Entre as diversas preocupações sobre a saúde dos oceanos, a extração mineral no fundo marinho tem sido apontada em diversos fóruns como uma ameaça iminente.

O secretário de Estado para o Mar e a Biodiversidade da França, Hervé Berville, comentou em coletiva de imprensa que "a mineração dos fundos marinhos seria um desastre para os nossos oceanos".

O enviado especial do presidente Emmanuel Macron, que não pôde comparecer ao evento em San José, ressaltou que o governo francês está colocando "muito peso diplomático e ímpeto político nesse assunto".

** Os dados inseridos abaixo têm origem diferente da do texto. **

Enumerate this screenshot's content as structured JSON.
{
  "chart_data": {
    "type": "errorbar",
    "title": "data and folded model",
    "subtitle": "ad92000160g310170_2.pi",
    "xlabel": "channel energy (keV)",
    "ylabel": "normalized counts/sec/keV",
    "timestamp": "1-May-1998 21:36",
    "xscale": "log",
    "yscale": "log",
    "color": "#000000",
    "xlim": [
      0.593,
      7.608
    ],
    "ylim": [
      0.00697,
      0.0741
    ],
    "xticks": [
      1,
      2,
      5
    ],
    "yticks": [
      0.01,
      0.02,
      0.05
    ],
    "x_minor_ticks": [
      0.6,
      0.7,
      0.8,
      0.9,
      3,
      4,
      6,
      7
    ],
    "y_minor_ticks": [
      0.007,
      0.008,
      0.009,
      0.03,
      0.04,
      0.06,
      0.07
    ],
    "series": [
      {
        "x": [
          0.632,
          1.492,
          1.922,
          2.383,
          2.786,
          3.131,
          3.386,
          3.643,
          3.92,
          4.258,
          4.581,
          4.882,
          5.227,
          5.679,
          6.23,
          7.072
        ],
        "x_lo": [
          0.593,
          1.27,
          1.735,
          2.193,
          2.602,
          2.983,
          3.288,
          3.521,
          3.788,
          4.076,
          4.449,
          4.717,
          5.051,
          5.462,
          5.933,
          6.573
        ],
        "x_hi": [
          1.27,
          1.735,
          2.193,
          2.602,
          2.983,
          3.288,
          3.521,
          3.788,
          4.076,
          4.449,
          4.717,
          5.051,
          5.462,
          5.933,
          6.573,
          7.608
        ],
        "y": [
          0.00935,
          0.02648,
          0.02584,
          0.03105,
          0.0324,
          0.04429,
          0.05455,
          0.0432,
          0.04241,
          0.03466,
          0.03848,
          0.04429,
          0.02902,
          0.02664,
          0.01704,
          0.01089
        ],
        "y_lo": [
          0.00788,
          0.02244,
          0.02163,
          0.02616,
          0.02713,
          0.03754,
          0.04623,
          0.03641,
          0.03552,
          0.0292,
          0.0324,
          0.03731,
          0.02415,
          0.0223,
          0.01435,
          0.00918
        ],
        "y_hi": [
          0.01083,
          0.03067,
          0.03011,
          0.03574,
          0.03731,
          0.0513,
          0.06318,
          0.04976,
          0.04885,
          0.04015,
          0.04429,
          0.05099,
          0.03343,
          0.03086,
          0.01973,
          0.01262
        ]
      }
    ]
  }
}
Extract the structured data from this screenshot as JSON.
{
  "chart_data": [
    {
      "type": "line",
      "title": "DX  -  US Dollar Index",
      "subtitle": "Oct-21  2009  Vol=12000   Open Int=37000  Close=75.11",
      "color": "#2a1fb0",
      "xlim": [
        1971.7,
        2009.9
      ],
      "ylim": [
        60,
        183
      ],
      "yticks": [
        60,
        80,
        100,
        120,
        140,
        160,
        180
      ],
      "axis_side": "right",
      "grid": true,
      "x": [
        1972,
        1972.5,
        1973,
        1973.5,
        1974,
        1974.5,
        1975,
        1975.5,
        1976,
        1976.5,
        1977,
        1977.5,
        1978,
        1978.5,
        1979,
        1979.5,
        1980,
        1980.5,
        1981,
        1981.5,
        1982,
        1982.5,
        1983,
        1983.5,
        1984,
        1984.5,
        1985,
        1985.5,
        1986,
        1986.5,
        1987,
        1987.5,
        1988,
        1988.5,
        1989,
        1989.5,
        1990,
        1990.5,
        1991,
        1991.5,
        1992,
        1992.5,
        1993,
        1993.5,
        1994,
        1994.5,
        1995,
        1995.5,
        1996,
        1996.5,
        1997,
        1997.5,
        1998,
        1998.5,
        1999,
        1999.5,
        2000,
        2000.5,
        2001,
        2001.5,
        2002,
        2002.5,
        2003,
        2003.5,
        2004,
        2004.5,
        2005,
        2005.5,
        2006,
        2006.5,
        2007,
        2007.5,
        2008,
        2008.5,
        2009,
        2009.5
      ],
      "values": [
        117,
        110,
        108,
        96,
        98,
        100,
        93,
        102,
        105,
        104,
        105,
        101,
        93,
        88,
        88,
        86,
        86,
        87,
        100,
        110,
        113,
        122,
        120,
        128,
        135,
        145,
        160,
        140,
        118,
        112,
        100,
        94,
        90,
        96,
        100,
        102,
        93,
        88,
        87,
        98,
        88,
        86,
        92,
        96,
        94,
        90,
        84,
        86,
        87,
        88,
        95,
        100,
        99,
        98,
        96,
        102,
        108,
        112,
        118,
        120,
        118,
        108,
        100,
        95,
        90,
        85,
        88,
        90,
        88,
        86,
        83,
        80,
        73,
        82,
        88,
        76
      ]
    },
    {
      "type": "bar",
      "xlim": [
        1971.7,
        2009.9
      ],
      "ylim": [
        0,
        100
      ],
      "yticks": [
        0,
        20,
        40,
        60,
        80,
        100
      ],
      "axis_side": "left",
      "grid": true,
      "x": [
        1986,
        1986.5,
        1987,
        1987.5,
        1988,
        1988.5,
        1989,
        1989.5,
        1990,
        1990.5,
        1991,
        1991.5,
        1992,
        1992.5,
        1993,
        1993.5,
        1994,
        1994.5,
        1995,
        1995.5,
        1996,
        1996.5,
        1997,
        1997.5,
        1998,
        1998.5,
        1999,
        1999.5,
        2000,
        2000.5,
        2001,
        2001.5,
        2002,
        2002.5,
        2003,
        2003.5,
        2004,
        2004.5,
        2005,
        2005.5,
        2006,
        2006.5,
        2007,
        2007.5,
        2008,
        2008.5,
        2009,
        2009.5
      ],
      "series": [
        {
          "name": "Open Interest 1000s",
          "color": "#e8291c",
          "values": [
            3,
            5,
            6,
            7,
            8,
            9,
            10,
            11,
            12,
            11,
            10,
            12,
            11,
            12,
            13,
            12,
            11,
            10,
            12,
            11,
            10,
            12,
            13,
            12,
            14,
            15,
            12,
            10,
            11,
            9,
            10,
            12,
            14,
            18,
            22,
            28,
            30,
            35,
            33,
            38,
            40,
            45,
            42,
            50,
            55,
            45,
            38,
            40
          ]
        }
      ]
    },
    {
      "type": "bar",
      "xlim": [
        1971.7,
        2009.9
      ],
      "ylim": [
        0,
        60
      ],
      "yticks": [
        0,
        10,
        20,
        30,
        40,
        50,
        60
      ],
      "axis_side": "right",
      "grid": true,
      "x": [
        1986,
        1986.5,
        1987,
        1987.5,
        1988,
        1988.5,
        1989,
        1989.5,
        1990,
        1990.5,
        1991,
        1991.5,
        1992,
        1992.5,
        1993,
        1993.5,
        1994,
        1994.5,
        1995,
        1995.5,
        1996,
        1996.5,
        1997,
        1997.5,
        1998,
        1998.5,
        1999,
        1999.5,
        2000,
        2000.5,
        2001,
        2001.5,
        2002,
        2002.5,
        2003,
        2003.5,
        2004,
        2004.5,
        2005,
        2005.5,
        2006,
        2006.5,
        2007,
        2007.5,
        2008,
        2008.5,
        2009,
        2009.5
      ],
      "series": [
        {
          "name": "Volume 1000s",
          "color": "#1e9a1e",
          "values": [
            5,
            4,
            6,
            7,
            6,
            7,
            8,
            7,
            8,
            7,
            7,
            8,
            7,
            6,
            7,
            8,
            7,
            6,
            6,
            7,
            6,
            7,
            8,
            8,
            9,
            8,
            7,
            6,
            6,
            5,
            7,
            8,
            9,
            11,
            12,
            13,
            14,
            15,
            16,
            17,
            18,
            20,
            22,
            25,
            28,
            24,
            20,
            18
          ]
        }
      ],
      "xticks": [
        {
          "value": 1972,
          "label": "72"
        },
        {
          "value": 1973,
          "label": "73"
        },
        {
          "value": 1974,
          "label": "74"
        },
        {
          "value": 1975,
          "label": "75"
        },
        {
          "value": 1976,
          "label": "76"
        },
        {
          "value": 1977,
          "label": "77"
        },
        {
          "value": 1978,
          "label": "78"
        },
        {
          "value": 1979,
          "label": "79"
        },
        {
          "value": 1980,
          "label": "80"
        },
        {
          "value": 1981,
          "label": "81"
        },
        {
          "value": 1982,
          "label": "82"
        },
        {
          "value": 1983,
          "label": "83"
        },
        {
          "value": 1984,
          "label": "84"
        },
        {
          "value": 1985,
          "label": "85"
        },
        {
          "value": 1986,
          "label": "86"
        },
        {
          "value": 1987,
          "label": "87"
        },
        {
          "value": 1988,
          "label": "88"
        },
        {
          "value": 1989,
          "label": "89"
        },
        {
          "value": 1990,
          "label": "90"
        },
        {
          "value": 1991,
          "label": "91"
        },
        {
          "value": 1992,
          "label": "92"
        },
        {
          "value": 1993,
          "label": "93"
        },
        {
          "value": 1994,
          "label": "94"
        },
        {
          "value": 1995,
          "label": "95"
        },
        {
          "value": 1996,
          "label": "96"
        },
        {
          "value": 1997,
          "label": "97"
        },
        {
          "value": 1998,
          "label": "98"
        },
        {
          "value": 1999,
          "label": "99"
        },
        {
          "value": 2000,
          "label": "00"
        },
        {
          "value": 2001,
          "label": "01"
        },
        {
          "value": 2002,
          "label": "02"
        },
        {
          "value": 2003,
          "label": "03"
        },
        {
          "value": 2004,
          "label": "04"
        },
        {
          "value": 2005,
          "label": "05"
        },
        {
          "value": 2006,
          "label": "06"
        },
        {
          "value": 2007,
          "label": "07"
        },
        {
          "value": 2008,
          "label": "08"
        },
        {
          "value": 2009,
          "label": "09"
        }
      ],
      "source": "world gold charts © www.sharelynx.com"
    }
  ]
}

A responsável pelos oceanos do Greenpeace Internacional, a bióloga marinha Pilar Marcos, apontou à AFP que "a pressão mundial" para evitar a mineração submarina está aumentando. "Já são 25 países que pedem uma moratória", disse.

- "Paz" com o oceano -

Em um gesto simbólico para reduzir as ações que prejudicam os ecossistemas submarinos, ao fim do encontro deste sábado será apresentada uma "Declaração de Paz" com o oceano, proposta pela Costa Rica como país coanfitrião do encontro das Nações Unidas em 2025.

"A ideia de que o mar não pertence a ninguém mudou. A declaração de paz vem contribuir com a ideia de que as águas do alto-mar são de todos, e todos somos corresponsáveis pelo que acontece lá", afirmou em coletiva de imprensa na véspera o chanceler da Costa Rica, Arnoldo André.

As águas internacionais começam onde terminam as zonas econômicas exclusivas (ZEE) dos Estados, a cerca de 200 milhas náuticas (370 km) das costas.

Atualmente, apenas cerca de 1% do alto-mar está sob medidas de conservação, e a principal ferramenta do tratado é a criação de zonas marinhas protegidas nessas águas.